About Us

We are a family business based in Brooklyn, NY.   Our connection to coffee comes from our family history of farming.   Our family originated from the city of Saint Marc, Haiti, which is located in the lush valley of the Artibonite river, a fertile agricultural region where coffee thrives along with mangoes, corn, rice and many other crops.

Growing up in Haiti, coffee is very much part of people’s culture from children to the oldest people, drinking Haitian coffee from as early as they can hold their own cup.  I grew up in a community where farmers like my grandfather were respected for their contribution to the community, and crops like coffee, cotton, and more made the local economy flourish.  Now we are proud to introduce this coffee to you and share the unique flavor of this special place.

About Haitian Coffee

Haitian Coffee is a national treasure in Haiti and has been a source of empowerment and independence since the early 1800s.  Under colonization, Haitian coffee was prized throughout the world and Haiti supplied over half of the world’s coffee.  In the wake of the Haitian Revolution, colonizers fled to nearby Jamaica with Haitian coffee stock which became the world-famous Jamaican Blue Mountain coffee.  Newly liberated Haitians used coffee as the basis of their economy and currency and continued to be the third-largest coffee producer up until the late 1940s, coffee continued to finance public works and community development.  Trade embargoes against Haiti and racism towards the country as the first Black independent country in the western hemisphere hurt the coffee industry and ravaged the Haitian economy in general.

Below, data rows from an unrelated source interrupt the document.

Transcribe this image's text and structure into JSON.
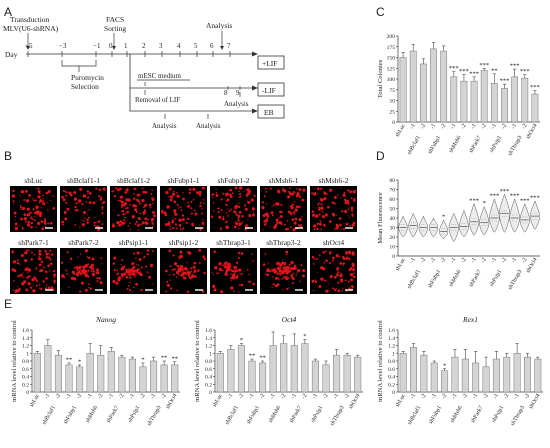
{
  "panel_letters": {
    "a": "A",
    "b": "B",
    "c": "C",
    "d": "D",
    "e": "E"
  },
  "timeline": {
    "transduction": [
      "Transduction",
      "MLV(U6-shRNA)"
    ],
    "facs": [
      "FACS",
      "Sorting"
    ],
    "analysis_top": "Analysis",
    "day_label": "Day",
    "day_ticks": [
      "−5",
      "−3",
      "−1",
      "0",
      "1",
      "2",
      "3",
      "4",
      "5",
      "6",
      "7"
    ],
    "puromycin": [
      "Puromycin",
      "Selection"
    ],
    "mesc_medium": "mESC medium",
    "removal_lif": "Removal of LIF",
    "ticks_89": [
      "8",
      "9"
    ],
    "analysis_mid": "Analysis",
    "analysis_low1": "Analysis",
    "analysis_low2": "Analysis",
    "boxes": [
      "+LIF",
      "-LIF",
      "EB"
    ]
  },
  "images": {
    "row1": [
      "shLuc",
      "shBclaf1-1",
      "shBclaf1-2",
      "shFubp1-1",
      "shFubp1-2",
      "shMsh6-1",
      "shMsh6-2"
    ],
    "row2": [
      "shPark7-1",
      "shPark7-2",
      "shPsip1-1",
      "shPsip1-2",
      "shThrap3-1",
      "shThrap3-2",
      "shOct4"
    ],
    "colors": {
      "background": "#000000",
      "colony": "#e0141c",
      "scale_bar": "#ffffff"
    }
  },
  "chart_data": [
    {
      "id": "C",
      "type": "bar",
      "ylabel": "Total Colonies",
      "ylim": [
        0,
        200
      ],
      "yticks": [
        0,
        25,
        50,
        75,
        100,
        125,
        150,
        175,
        200
      ],
      "categories": [
        "shLuc",
        "-1",
        "-2",
        "-1",
        "-2",
        "-1",
        "-2",
        "-1",
        "-2",
        "-1",
        "-2",
        "-1",
        "-2",
        "shOct4"
      ],
      "values": [
        150,
        165,
        135,
        170,
        165,
        105,
        95,
        95,
        120,
        90,
        78,
        105,
        102,
        65
      ],
      "errors": [
        12,
        15,
        12,
        15,
        12,
        12,
        15,
        10,
        5,
        22,
        10,
        18,
        8,
        8
      ],
      "significance": [
        "",
        "",
        "",
        "",
        "",
        "***",
        "***",
        "***",
        "***",
        "**",
        "***",
        "***",
        "***",
        "***"
      ],
      "group_labels": [
        "shBclaf1",
        "shFubp1",
        "shMsh6",
        "shPark7",
        "shPsip1",
        "shThrap3"
      ]
    },
    {
      "id": "D",
      "type": "violin",
      "ylabel": "Mean Fluorescence",
      "ylim": [
        0,
        80
      ],
      "yticks": [
        0,
        10,
        20,
        30,
        40,
        50,
        60,
        70,
        80
      ],
      "categories": [
        "shLuc",
        "-1",
        "-2",
        "-1",
        "-2",
        "-1",
        "-2",
        "-1",
        "-2",
        "-1",
        "-2",
        "-1",
        "-2",
        "shOct4"
      ],
      "medians": [
        30,
        32,
        30,
        30,
        26,
        30,
        31,
        36,
        35,
        40,
        45,
        40,
        38,
        42
      ],
      "ranges": [
        [
          20,
          42
        ],
        [
          20,
          45
        ],
        [
          20,
          42
        ],
        [
          20,
          40
        ],
        [
          18,
          38
        ],
        [
          15,
          45
        ],
        [
          20,
          48
        ],
        [
          22,
          55
        ],
        [
          22,
          52
        ],
        [
          25,
          60
        ],
        [
          25,
          65
        ],
        [
          25,
          60
        ],
        [
          25,
          55
        ],
        [
          28,
          58
        ]
      ],
      "significance": [
        "",
        "",
        "",
        "",
        "*",
        "",
        "",
        "***",
        "*",
        "***",
        "***",
        "***",
        "***",
        "***"
      ],
      "group_labels": [
        "shBclaf1",
        "shFubp1",
        "shMsh6",
        "shPark7",
        "shPsip1",
        "shThrap3"
      ]
    },
    {
      "id": "E1",
      "type": "bar",
      "title": "Nanog",
      "ylabel": "mRNA level relative to control",
      "ylim": [
        0,
        1.6
      ],
      "yticks": [
        0,
        0.2,
        0.4,
        0.6,
        0.8,
        1.0,
        1.2,
        1.4,
        1.6
      ],
      "categories": [
        "shLuc",
        "-1",
        "-2",
        "-1",
        "-2",
        "-1",
        "-2",
        "-1",
        "-2",
        "-1",
        "-2",
        "-1",
        "-2",
        "shOct4"
      ],
      "values": [
        1.0,
        1.2,
        0.95,
        0.7,
        0.65,
        1.0,
        0.95,
        1.05,
        0.9,
        0.85,
        0.65,
        0.8,
        0.7,
        0.7
      ],
      "errors": [
        0.05,
        0.15,
        0.12,
        0.05,
        0.05,
        0.25,
        0.25,
        0.1,
        0.05,
        0.05,
        0.1,
        0.1,
        0.1,
        0.08
      ],
      "significance": [
        "",
        "",
        "",
        "**",
        "*",
        "",
        "",
        "",
        "",
        "",
        "*",
        "",
        "**",
        "**"
      ],
      "group_labels": [
        "shBclaf1",
        "shFubp1",
        "shMsh6",
        "shPark7",
        "shPsip1",
        "shThrap3"
      ]
    },
    {
      "id": "E2",
      "type": "bar",
      "title": "Oct4",
      "ylabel": "mRNA level relative to control",
      "ylim": [
        0,
        1.6
      ],
      "yticks": [
        0,
        0.2,
        0.4,
        0.6,
        0.8,
        1.0,
        1.2,
        1.4,
        1.6
      ],
      "categories": [
        "shLuc",
        "-1",
        "-2",
        "-1",
        "-2",
        "-1",
        "-2",
        "-1",
        "-2",
        "-1",
        "-2",
        "-1",
        "-2",
        "shOct4"
      ],
      "values": [
        1.0,
        1.1,
        1.2,
        0.8,
        0.75,
        1.2,
        1.25,
        1.2,
        1.25,
        0.8,
        0.7,
        0.95,
        0.95,
        0.9
      ],
      "errors": [
        0.05,
        0.1,
        0.05,
        0.05,
        0.05,
        0.35,
        0.2,
        0.3,
        0.1,
        0.05,
        0.1,
        0.15,
        0.05,
        0.05
      ],
      "significance": [
        "",
        "",
        "*",
        "**",
        "**",
        "",
        "",
        "",
        "*",
        "",
        "",
        "",
        "",
        ""
      ],
      "group_labels": [
        "shBclaf1",
        "shFubp1",
        "shMsh6",
        "shPark7",
        "shPsip1",
        "shThrap3"
      ]
    },
    {
      "id": "E3",
      "type": "bar",
      "title": "Rex1",
      "ylabel": "mRNA level relative to control",
      "ylim": [
        0,
        1.6
      ],
      "yticks": [
        0,
        0.2,
        0.4,
        0.6,
        0.8,
        1.0,
        1.2,
        1.4,
        1.6
      ],
      "categories": [
        "shLuc",
        "-1",
        "-2",
        "-1",
        "-2",
        "-1",
        "-2",
        "-1",
        "-2",
        "-1",
        "-2",
        "-1",
        "-2",
        "shOct4"
      ],
      "values": [
        1.0,
        1.15,
        0.95,
        0.75,
        0.55,
        0.9,
        0.85,
        0.75,
        0.65,
        0.85,
        0.9,
        1.0,
        0.9,
        0.85
      ],
      "errors": [
        0.05,
        0.1,
        0.1,
        0.05,
        0.05,
        0.2,
        0.25,
        0.3,
        0.25,
        0.2,
        0.1,
        0.25,
        0.1,
        0.05
      ],
      "significance": [
        "",
        "",
        "",
        "",
        "*",
        "",
        "",
        "",
        "",
        "",
        "",
        "",
        "",
        ""
      ],
      "group_labels": [
        "shBclaf1",
        "shFubp1",
        "shMsh6",
        "shPark7",
        "shPsip1",
        "shThrap3"
      ]
    }
  ]
}
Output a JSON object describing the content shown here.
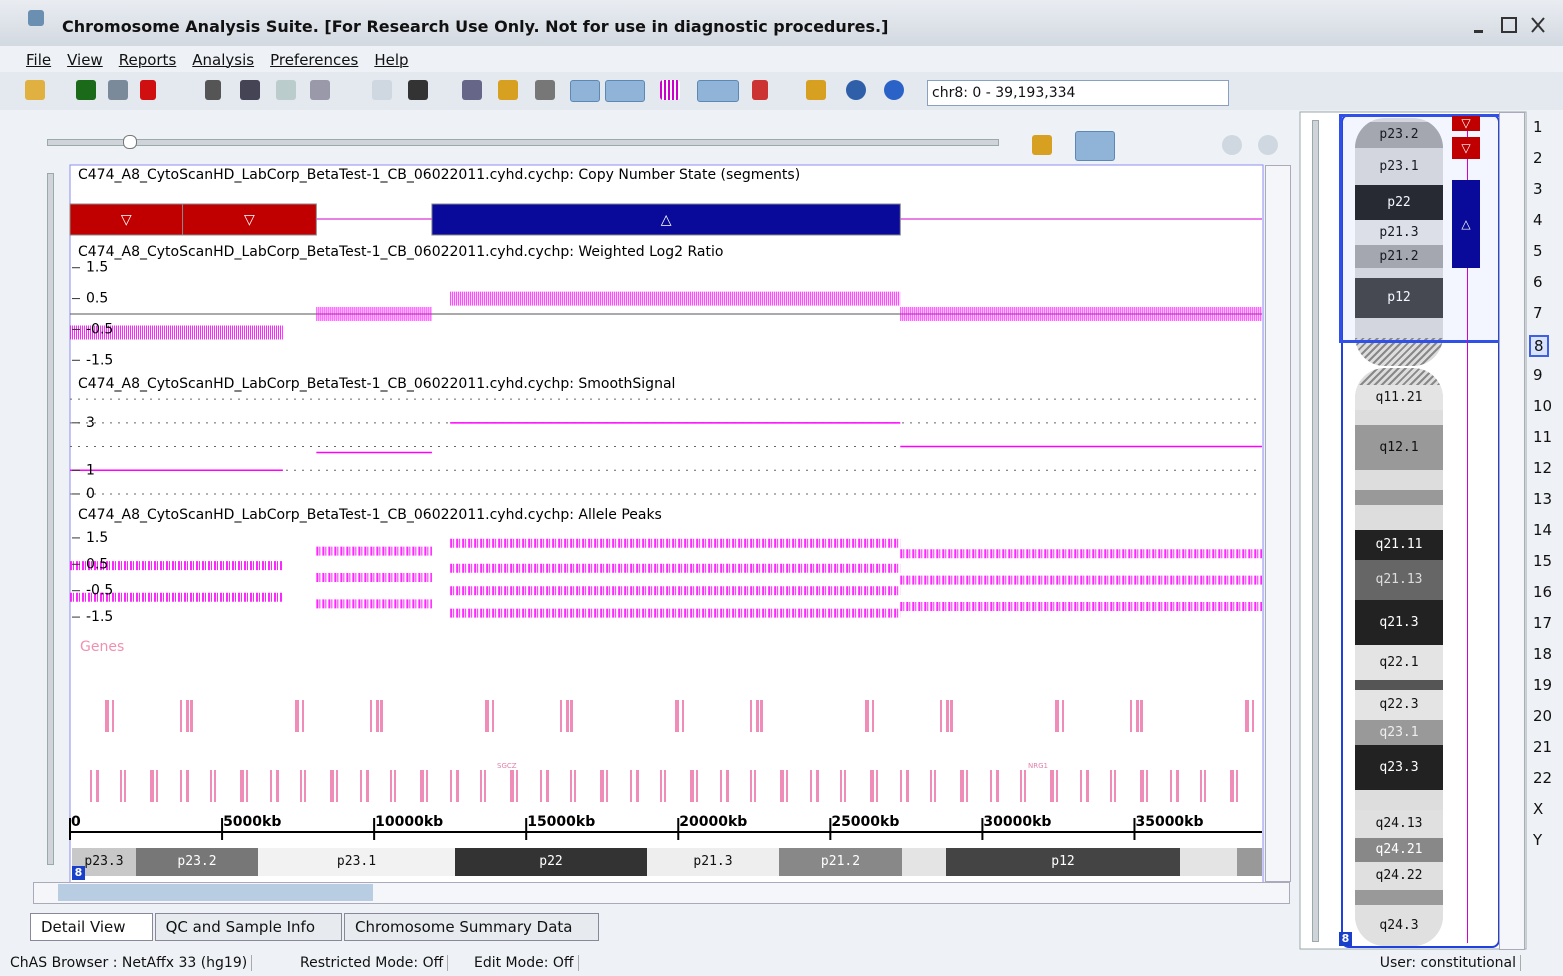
{
  "window": {
    "title": "Chromosome Analysis Suite. [For Research Use Only. Not for use in diagnostic procedures.]"
  },
  "menu": [
    "File",
    "View",
    "Reports",
    "Analysis",
    "Preferences",
    "Help"
  ],
  "location": "chr8: 0 - 39,193,334",
  "tracks": {
    "xlim": [
      0,
      39193
    ],
    "xticks": [
      0,
      {
        "value": 5000,
        "label": "5000kb"
      },
      {
        "value": 10000,
        "label": "10000kb"
      },
      {
        "value": 15000,
        "label": "15000kb"
      },
      {
        "value": 20000,
        "label": "20000kb"
      },
      {
        "value": 25000,
        "label": "25000kb"
      },
      {
        "value": 30000,
        "label": "30000kb"
      },
      {
        "value": 35000,
        "label": "35000kb"
      }
    ],
    "copy_number": {
      "title": "C474_A8_CytoScanHD_LabCorp_BetaTest-1_CB_06022011.cyhd.cychp: Copy Number State (segments)",
      "segments": [
        {
          "start": 0,
          "end": 3700,
          "color": "#c00000",
          "symbol": "▽"
        },
        {
          "start": 3700,
          "end": 8100,
          "color": "#c00000",
          "symbol": "▽"
        },
        {
          "start": 11900,
          "end": 27300,
          "color": "#0a0a9a",
          "symbol": "△"
        }
      ]
    },
    "log2": {
      "title": "C474_A8_CytoScanHD_LabCorp_BetaTest-1_CB_06022011.cyhd.cychp: Weighted Log2 Ratio",
      "ylim": [
        -1.75,
        1.75
      ],
      "yticks": [
        1.5,
        0.5,
        -0.5,
        -1.5
      ],
      "color": "#ff00ff",
      "segments": [
        {
          "start": 0,
          "end": 7000,
          "value": -0.6
        },
        {
          "start": 8100,
          "end": 11900,
          "value": 0
        },
        {
          "start": 12500,
          "end": 27300,
          "value": 0.5
        },
        {
          "start": 27300,
          "end": 39193,
          "value": 0
        }
      ]
    },
    "smooth": {
      "title": "C474_A8_CytoScanHD_LabCorp_BetaTest-1_CB_06022011.cyhd.cychp: SmoothSignal",
      "ylim": [
        -0.17,
        4.3
      ],
      "yticks": [
        3,
        1,
        0
      ],
      "grid": [
        0,
        1,
        2,
        3,
        4
      ],
      "color": "#ff00ff",
      "segments": [
        {
          "start": 0,
          "end": 7000,
          "value": 1
        },
        {
          "start": 8100,
          "end": 11900,
          "value": 1.75
        },
        {
          "start": 12500,
          "end": 27300,
          "value": 3
        },
        {
          "start": 27300,
          "end": 39193,
          "value": 2
        }
      ]
    },
    "allele": {
      "title": "C474_A8_CytoScanHD_LabCorp_BetaTest-1_CB_06022011.cyhd.cychp: Allele Peaks",
      "ylim": [
        -1.8,
        1.8
      ],
      "yticks": [
        1.5,
        0.5,
        -0.5,
        -1.5
      ],
      "color": "#ff00ff",
      "segments": [
        {
          "start": 0,
          "end": 7000,
          "peaks": [
            0.45,
            -0.75
          ]
        },
        {
          "start": 8100,
          "end": 11900,
          "peaks": [
            1,
            0,
            -1
          ]
        },
        {
          "start": 12500,
          "end": 27300,
          "peaks": [
            1.3,
            0.35,
            -0.5,
            -1.35
          ]
        },
        {
          "start": 27300,
          "end": 39193,
          "peaks": [
            0.9,
            -0.1,
            -1.1
          ]
        }
      ]
    },
    "genes": {
      "title": "Genes",
      "labels": [
        "SGCZ",
        "NRG1"
      ]
    }
  },
  "cytobands": [
    "p23.3",
    "p23.2",
    "p23.1",
    "p22",
    "p21.3",
    "p21.2",
    "p12"
  ],
  "chromosome_badge": "8",
  "ideogram": [
    "p23.2",
    "p23.1",
    "p22",
    "p21.3",
    "p21.2",
    "p12",
    "q11.21",
    "q12.1",
    "q21.11",
    "q21.13",
    "q21.3",
    "q22.1",
    "q22.3",
    "q23.1",
    "q23.3",
    "q24.13",
    "q24.21",
    "q24.22",
    "q24.3"
  ],
  "chromosomes": [
    "1",
    "2",
    "3",
    "4",
    "5",
    "6",
    "7",
    "8",
    "9",
    "10",
    "11",
    "12",
    "13",
    "14",
    "15",
    "16",
    "17",
    "18",
    "19",
    "20",
    "21",
    "22",
    "X",
    "Y"
  ],
  "tabs": [
    "Detail View",
    "QC and Sample Info",
    "Chromosome Summary Data"
  ],
  "status": [
    "ChAS Browser : NetAffx 33 (hg19)",
    "Restricted Mode: Off",
    "Edit Mode: Off",
    "User: constitutional"
  ]
}
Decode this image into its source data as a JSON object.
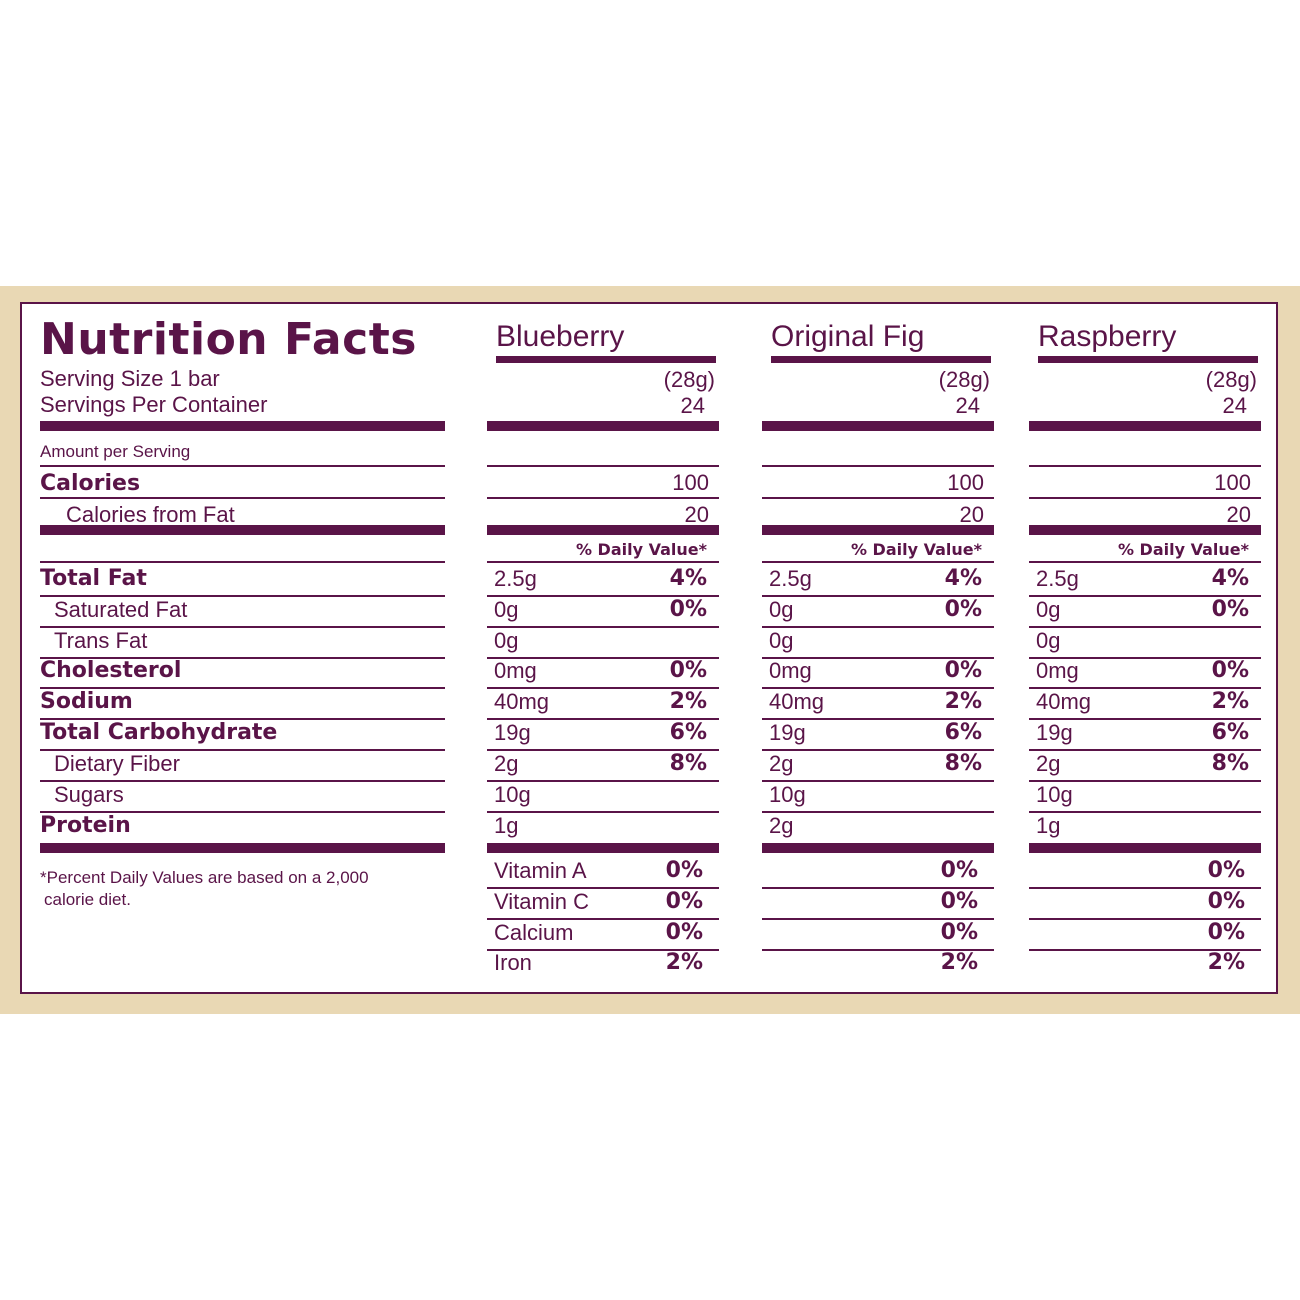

Much coffee farming in Haiti is done as a collective.  A coffee farming community will all harvest their beans within a local region and collect them together to pool resources for processing and export in which many people participate.  We pay better than “Fair Trade” to Haitian farmers, usually between $3-$4 per pound for green beans.  All of our coffee is shade-grown, meaning it is co-planted with other fruit trees which provide additional sustenance and income for the community.  Haitian coffee farming is organic by default, using only natural pest control.  Haitian coffee farmers are active in the reforestation effort and they plant one new tree in Haiti for every pound of coffee that we import.